The Trump administration is focusing its attention on Google’s business model related to the company’s search. Neither Google nor the DOJ have responded to The Daily Caller News Foundation’s request for comment. The FTC did not immediately respond to a request for comment.
Investigating Google was in some ways a long-time in the making. Conservatives and liberals have become increasingly critical of big tech. Facebook was scrutinized after Russia used its platform to intervene in American politics. Lawmakers are also unsure about the companies assurances that they are careful handling private data.
Republican Sen. Josh Hawley of Missouri, for instance, proposed a bill in May that would essentially block tech companies from tracking people’s locations without direct consent. Among other things, his legislation would prohibit entities like Google from profiling Americans who activate a so-called Do Not Track program.
Democratic presidential contenders have also gotten into the spirit. Sen. Elizabeth Warren of Massachusetts, for one, promoted a proposal that would impose new rules on tech companies with $25 billion or more in annual ad revenue, forcing Amazon and Google to dramatically reduce their hold on online commerce. It would effectively break up big tech.
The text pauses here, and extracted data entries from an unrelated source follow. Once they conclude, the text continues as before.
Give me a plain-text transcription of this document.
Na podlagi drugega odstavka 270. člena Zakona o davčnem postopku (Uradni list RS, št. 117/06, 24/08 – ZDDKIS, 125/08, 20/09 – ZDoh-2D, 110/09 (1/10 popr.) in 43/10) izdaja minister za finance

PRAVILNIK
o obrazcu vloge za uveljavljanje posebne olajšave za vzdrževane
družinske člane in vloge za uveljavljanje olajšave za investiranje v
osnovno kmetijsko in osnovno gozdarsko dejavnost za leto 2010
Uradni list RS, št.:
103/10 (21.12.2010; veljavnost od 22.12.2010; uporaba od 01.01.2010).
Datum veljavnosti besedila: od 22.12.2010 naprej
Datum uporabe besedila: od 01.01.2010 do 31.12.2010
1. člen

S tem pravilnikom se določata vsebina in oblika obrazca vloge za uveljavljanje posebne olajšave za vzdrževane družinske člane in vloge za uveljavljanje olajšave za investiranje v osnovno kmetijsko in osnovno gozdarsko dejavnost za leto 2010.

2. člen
A Google executive admitted during a March congressional testimony that the company still tracks a user’s geolocation after the person turns off location history, a feature that allows people to hide their location.
Google’s marketing power could make DOJ’s job more difficult. The Silicon Valley giant’s products are popular, and Google has spent years developing a support network inside Washington, D.C. It also donates money to dozens of nonprofit groups active on antitrust issues.
FTC staffers raised concerns in 2012 about Google’s so-called anti-competitive practices, though they also claimed in a memo that year that Google had justifications for its actions.
The “evidence paints a complex portrait of a company working toward an overall goal of maintaining its market share by providing the best user experience, while simultaneously engaging in tactics that resulted in harm to many vertical competitors, and likely helped to entrench Google’s monopoly power over search and search advertising,” one 2012 FTC staff memo noted.